Preaching and the discipleship of the nations

How should we understand preaching in the context of the Great Commission?

In the New Testament the preaching of the Baptist, the Lord Jesus, the apostles and others is described by a wealth of terms. The most important are kerussein, "to herald," "to proclaim," euangelizesthai, "to publish good news," and didaskein, "to teach." They all carry a strong note of authority, especially the first term. This implies that the preacher has received his assignment and message from God; he does not invent it himself (Galatians 1); and he comes with the authority of his Sender.

Now the Great Commission was given originally to the Twelve, but since it would be absurd to think that they were able to reach to the whole world in their generation, then it is reasonable and logical to conclude that it was given to them as the foundational members and representatives of the New Testament church.
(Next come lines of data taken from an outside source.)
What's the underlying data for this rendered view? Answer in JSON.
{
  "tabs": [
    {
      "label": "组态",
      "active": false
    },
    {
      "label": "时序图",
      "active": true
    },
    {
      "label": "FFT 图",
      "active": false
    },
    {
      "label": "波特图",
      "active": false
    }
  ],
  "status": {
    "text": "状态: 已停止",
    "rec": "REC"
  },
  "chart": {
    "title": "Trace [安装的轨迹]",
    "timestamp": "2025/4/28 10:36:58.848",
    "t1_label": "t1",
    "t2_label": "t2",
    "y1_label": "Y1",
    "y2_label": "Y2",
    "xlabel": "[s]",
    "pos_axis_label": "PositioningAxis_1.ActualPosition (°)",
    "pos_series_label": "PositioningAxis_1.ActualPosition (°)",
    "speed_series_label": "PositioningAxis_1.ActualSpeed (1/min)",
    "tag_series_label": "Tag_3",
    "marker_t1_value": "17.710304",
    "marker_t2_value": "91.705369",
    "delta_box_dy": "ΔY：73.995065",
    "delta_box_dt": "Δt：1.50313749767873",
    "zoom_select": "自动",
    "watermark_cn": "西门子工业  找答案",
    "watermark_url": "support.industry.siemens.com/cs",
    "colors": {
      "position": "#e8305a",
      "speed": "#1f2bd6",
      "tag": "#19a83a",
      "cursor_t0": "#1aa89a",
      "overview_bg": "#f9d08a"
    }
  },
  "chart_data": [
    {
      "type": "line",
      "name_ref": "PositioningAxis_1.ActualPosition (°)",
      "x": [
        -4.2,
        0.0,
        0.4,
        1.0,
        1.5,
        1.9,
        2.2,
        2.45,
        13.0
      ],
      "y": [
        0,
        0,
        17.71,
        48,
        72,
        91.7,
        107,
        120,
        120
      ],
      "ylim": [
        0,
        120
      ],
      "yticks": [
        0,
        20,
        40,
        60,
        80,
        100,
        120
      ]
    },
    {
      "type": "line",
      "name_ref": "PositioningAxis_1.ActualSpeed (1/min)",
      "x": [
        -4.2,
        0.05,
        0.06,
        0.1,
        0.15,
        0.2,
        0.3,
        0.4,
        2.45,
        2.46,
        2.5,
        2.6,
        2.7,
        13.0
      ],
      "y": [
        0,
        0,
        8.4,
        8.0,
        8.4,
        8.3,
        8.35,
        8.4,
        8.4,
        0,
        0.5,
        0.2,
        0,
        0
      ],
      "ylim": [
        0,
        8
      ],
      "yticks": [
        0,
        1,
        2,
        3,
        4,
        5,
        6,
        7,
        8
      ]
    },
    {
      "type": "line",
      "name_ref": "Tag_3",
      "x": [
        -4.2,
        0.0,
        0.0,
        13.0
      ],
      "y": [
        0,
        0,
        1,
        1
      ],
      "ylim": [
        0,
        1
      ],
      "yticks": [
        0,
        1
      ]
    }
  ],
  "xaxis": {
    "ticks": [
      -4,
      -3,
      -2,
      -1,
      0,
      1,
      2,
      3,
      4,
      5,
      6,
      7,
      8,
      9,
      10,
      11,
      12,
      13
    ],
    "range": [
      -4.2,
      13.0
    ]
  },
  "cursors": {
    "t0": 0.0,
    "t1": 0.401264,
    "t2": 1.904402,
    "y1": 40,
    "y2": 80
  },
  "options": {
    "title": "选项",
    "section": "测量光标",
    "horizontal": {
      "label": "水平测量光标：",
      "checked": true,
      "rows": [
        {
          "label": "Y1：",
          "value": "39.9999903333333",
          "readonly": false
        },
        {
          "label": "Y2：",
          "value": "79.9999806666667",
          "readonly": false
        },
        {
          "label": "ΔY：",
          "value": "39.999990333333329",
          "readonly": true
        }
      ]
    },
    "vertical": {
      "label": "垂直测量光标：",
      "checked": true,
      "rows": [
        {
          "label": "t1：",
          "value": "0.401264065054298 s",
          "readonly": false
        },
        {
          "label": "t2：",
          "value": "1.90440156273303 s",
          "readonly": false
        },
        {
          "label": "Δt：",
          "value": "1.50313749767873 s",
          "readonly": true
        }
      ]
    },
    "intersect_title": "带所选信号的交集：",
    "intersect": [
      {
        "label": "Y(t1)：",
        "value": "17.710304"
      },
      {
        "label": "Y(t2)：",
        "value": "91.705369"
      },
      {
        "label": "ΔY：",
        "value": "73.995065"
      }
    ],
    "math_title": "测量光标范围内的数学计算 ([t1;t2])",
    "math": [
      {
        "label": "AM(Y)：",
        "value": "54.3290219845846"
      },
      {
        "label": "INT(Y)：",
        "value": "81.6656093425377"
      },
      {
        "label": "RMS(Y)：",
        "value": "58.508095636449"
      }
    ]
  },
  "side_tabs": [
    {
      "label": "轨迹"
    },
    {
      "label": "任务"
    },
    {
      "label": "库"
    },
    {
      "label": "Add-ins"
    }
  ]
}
As such the Great Commission is given to all the faithful.

The New Testament terms for preaching cannot be dissociated from the idea of the apostolate and its foundation in the arch-apostolate of Jesus Christ (John 20:21). This is especially true of the word used most often in John, marturein, meaning "to bear witness judicially as an eye-witness."

So preaching throughout the centuries up to this day is in a sense derivative from the testimony of the apostolic era, when these chosen men not only saw and heard Christ, even the risen Christ, but were also commissioned by Him to preach Him to all the world, and in Him preach repentance and forgiveness of sins, and continuing to build on this foundation by passing on in a lively manner all things that Jesus taught them.

The primary message of the apostles consists in a declaration of the redemptive-historical facts of Christ's life, His death, resurrection, session, and second advent, coupled with a call to repentance and faith. This proclamation is fundamental to the life of the church and the apostolic teaching which serves to build up the church.

The church has no warrant whatsoever to substitute preaching with some novel methodology, whether it be to indulge in experimentation or to attract a larger crowd. In the wisdom of God He not only commanded us what to teach (all things recorded in the Bible) but also the way by which we are to convey this sacred deposit to all hearers (by preaching).

So the Great Commission gives us the warrant to go, to be missionary-minded, and to pass on the truth of salvation to all; preaching is the divine method to be used by the church. "It pleased God by the foolishness of preaching to save them that believe" (1 Corinthians 1:21b).

We may be mindful to fulfill the Great Commission but end up using worldly means of communication; on the other hand we may be experts in preaching and yet end up preaching error and heresy. Both must be held to our view: conveying the truth of God through anointed preaching.